# Make a dataframe with curated mutation counts

## Import Python modules

In [None]:
import os
import pandas as pd
import numpy as np
import random

## Identify sites that are conserved in all clade founders

Read in clade founder sequences, add a column giving a site's sequence context, then make a list of sites where the site, its codon, and its 3mer sequence context are conserved across all founders and identical to the Wuhan-Hu-1 reference sequence (ignoring the codon requirement for nonidentical sites).

**NOTE**: our GitHub repository does not track the directory defined by the variable `fitness_results_dir`. This directory contains results of cloning the [Bloom and Neher repository](https://github.com/jbloomlab/SARS2-mut-fitness) for estimating fitness effects and running the pipeline in that repository on an UShER tree with all sequences in GISAID as of 2024-04-24.

However, we do track the files that this notebook generates, including the curated site-specific mutation counts in the file `results/curated_mut_counts.csv`.

In [None]:
# Read in data
fitness_results_dir = '../SARS2-mut-fitness/results_gisaid_2024-04-24'
founder_df = pd.read_csv(os.path.join(fitness_results_dir, 'clade_founder_nts/clade_founder_nts.csv'))
founder_df.sort_values(['clade', 'site'], inplace=True)

# Get founder seqs
founder_seq_dict = {}
for (clade, data) in founder_df.groupby('clade'):
    founder_seq_dict[clade] = ''.join(data['nt'])

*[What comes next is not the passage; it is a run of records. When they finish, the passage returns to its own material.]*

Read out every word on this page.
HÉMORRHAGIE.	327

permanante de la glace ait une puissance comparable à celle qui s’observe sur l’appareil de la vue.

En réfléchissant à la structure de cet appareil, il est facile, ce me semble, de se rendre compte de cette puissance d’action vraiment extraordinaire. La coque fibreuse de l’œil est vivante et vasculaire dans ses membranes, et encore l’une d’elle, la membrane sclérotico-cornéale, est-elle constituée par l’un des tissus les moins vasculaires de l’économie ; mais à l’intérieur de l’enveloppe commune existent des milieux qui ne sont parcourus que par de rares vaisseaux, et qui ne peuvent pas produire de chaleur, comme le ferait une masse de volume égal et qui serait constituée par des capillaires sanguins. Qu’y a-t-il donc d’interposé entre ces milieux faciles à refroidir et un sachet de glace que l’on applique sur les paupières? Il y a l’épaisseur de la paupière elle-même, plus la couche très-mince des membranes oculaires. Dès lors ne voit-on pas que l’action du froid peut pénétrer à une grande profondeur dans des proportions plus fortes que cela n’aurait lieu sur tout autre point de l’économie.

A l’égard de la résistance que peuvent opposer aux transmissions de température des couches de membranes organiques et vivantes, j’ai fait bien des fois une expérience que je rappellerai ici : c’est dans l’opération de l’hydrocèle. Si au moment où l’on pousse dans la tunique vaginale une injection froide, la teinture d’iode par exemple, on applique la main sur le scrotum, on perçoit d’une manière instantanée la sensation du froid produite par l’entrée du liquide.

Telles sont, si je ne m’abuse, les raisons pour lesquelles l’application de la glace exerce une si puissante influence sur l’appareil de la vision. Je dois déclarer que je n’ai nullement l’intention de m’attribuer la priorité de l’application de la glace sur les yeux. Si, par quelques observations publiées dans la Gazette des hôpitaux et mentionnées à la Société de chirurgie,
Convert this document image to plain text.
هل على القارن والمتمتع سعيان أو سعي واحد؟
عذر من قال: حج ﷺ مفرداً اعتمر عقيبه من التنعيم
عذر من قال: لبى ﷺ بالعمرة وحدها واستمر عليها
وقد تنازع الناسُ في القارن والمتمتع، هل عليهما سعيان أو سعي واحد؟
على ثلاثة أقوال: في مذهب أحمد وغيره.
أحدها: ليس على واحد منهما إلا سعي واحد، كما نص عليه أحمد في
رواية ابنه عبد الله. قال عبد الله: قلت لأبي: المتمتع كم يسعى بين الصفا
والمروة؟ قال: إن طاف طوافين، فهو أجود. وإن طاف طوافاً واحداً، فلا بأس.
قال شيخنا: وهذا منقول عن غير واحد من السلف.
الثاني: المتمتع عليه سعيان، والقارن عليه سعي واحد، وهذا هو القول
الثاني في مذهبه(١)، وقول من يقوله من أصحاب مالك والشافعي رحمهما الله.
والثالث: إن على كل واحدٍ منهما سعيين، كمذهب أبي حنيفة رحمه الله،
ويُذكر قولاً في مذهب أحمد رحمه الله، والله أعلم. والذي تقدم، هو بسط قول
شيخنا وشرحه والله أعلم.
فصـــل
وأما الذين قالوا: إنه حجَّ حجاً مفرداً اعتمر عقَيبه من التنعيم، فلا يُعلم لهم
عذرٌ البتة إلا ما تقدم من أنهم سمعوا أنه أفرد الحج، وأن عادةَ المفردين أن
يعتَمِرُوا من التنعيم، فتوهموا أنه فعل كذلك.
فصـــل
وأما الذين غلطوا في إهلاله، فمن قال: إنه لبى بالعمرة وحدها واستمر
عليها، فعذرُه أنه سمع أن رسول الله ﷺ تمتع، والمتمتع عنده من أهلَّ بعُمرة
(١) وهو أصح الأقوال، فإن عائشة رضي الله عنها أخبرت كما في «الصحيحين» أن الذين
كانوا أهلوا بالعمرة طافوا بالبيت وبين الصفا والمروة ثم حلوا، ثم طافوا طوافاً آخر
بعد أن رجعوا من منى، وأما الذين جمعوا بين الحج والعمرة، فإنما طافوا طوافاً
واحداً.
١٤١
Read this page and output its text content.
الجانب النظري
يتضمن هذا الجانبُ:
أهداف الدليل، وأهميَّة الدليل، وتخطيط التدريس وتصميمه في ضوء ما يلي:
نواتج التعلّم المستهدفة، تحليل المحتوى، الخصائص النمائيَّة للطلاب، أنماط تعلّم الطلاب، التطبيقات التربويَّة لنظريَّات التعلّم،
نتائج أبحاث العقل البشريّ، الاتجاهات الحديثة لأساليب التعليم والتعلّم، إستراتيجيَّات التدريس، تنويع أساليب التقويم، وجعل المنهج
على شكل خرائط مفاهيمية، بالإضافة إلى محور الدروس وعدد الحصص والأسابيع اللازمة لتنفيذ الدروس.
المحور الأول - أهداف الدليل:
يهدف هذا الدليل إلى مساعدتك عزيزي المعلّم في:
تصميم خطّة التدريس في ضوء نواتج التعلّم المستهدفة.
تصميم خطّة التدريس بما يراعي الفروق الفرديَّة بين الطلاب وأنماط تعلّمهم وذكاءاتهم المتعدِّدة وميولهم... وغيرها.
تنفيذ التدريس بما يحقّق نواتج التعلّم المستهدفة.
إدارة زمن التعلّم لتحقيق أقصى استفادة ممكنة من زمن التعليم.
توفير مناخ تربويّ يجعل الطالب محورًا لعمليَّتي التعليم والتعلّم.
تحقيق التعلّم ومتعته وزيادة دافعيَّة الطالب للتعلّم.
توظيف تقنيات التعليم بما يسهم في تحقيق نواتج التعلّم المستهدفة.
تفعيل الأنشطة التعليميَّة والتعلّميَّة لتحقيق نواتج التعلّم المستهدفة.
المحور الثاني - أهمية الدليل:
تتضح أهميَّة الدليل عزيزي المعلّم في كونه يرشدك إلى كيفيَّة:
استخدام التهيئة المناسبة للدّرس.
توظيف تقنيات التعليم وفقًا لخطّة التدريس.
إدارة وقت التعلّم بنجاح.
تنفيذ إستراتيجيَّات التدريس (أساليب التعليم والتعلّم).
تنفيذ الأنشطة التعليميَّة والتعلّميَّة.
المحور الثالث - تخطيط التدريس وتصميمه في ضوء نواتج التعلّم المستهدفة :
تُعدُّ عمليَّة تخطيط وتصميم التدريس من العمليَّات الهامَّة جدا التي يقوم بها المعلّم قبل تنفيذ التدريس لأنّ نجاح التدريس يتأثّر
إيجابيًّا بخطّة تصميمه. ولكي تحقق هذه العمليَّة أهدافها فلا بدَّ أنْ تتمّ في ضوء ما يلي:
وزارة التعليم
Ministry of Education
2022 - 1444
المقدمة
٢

# For each row, get the site's 3mer motif in the corresponding founder sequence
def get_motif(site, clade):
    founder_seq = founder_seq_dict[clade]
    return founder_seq[site-2:site+1]
min_and_max_sites = [founder_df['site'].min(), founder_df['site'].max()]
founder_df['motif'] = founder_df.apply(
    lambda row: np.nan if row['site'] in min_and_max_sites \
        else get_motif(row['site'], row['clade']),
    axis=1
)

# Add columns giving the reference codon and motif
founder_df = founder_df.merge(
    (
        founder_df[founder_df['clade'] == '19A']
        .rename(columns={'codon' : 'ref_codon', 'motif' : 'ref_motif'})
    )[['site', 'ref_codon', 'ref_motif']], on='site', how='left'
)

# Identify sites where the codon and motif are conserved across all clade founders
# by subsetting data to entries with identical codons/motifs to reference, then
# identifying sites that still have entries for all clades
data = founder_df[
    (founder_df['codon'] == founder_df['ref_codon']) &
    (founder_df['motif'] == founder_df['ref_motif'])
]
site_counts = data['site'].value_counts()
nclades = len(founder_df['clade'].unique())
conserved_sites = site_counts[site_counts == nclades].index
founder_df['same_context_all_founders'] = founder_df['site'].isin(conserved_sites)
founder_df['nt_site'] = founder_df['site']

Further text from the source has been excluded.